La Unesco y la Organización Internacional del Trabajo (OIT) establecieron que cada 5 de octubre se celebre el Día Mundial de los Docentes, para rendir homenaje a una de las profesiones más valiosas dentro de cualquier sociedad. La fecha conmemora el aniversario de la suscripción de la Recomendación de la OIT y la UNESCO relativa a la Situación del Personal Docente, realizada en 1966.

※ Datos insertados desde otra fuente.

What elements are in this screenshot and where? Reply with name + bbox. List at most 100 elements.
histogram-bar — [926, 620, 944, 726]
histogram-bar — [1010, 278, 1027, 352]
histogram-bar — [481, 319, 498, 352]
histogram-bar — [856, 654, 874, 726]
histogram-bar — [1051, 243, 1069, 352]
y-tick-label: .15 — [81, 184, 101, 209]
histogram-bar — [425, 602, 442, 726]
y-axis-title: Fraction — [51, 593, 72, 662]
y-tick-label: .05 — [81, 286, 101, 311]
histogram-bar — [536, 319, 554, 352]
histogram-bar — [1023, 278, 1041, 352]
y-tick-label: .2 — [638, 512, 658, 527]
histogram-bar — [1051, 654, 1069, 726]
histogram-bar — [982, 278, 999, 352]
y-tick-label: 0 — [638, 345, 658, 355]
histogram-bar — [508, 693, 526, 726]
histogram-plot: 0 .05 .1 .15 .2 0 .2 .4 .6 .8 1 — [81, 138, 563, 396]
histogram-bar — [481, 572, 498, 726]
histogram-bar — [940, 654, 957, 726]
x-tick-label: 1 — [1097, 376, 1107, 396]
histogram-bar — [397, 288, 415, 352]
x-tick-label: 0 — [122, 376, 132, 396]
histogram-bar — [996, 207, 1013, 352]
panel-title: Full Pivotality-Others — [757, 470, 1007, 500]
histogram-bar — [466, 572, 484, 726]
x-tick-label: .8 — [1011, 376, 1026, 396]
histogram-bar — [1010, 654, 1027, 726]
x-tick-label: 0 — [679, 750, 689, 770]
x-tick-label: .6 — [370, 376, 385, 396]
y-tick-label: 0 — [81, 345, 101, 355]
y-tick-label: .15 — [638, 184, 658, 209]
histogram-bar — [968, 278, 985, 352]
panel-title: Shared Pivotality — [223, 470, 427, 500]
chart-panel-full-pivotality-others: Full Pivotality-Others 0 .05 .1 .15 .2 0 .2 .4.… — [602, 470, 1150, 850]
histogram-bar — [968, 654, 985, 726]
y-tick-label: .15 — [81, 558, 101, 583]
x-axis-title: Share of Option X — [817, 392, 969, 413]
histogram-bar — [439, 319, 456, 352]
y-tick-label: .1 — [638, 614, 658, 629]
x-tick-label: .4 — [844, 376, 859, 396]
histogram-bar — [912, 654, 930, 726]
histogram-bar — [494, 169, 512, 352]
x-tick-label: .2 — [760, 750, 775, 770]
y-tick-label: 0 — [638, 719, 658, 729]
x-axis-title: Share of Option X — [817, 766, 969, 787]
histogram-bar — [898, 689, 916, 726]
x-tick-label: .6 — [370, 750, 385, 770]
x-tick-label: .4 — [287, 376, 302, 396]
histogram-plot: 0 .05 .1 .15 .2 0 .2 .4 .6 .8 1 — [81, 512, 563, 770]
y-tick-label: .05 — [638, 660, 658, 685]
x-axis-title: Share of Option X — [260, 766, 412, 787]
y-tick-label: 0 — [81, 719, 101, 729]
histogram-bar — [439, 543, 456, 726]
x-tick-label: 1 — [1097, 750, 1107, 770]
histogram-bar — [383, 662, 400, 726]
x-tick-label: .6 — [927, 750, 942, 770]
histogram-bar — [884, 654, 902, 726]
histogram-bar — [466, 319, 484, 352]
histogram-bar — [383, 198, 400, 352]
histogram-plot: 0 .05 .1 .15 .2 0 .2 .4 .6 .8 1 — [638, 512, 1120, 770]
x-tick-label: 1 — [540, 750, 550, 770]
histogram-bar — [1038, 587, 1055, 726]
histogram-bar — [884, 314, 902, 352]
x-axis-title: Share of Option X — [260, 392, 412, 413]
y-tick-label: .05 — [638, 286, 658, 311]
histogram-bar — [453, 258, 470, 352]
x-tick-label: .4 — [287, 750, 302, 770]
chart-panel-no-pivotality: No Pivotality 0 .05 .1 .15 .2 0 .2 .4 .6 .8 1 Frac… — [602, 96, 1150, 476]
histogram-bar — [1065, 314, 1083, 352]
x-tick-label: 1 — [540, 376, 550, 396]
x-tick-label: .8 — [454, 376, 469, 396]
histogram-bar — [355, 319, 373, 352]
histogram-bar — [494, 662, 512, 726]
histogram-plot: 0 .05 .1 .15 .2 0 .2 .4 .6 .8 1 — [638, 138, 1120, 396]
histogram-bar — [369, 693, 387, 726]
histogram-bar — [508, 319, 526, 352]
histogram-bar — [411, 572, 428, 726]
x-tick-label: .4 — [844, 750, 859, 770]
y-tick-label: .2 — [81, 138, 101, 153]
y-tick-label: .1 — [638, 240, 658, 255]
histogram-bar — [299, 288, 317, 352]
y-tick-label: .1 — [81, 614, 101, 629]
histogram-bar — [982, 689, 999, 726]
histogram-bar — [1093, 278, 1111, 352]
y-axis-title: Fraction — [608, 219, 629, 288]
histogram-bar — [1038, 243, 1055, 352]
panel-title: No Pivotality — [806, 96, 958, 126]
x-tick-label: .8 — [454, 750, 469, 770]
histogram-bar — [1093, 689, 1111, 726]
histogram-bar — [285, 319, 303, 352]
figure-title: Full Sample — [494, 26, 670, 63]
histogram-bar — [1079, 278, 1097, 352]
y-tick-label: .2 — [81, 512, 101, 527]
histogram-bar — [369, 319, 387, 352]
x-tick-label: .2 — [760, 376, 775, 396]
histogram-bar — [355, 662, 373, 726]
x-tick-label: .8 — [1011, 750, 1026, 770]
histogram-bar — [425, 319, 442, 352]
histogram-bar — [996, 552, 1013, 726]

La situación del personal docente debería corresponder a las exigencias de la educación, definidas con arreglo a los fines y objetivos docentes; el logro completo de estos fines y objetivos exige que los educadores disfruten de una situación justa y que la profesión docente goce del respeto público que merece” puede leerse en aquella Recomendación, que además establece criterios de referencia en cuanto a los derechos y responsabilidades del personal docente y normas para su formación inicial y perfeccionamiento, la contratación, el empleo, y las condiciones de enseñanza y aprendizaje. Años más tarde, en 1997, se adoptó la Recomendación relativa a la Condición del Personal Docente de la Enseñanza Superior.

La UNESCO destaca que, desde entonces, la labor del docente ha ido ganando importancia y que entre los objetivos de la Agenda 2030 de Desarrollo Sostenible, “la educación juega un papel fundamental”. También se proyecta que, en el futuro, hará falta mayor cantidad de profesionales en esta disciplina.

En este Día Mundial de los Docentes de 2021, a un año y medio de que comenzara la pandemia de COVID-19, según la UNESCO “se hará hincapié en el apoyo que se debe proporcionar a los docentes para que participen plenamente en el proceso de recuperación”. El tema para este año será “Los docentes en el centro de la recuperación de la educación”.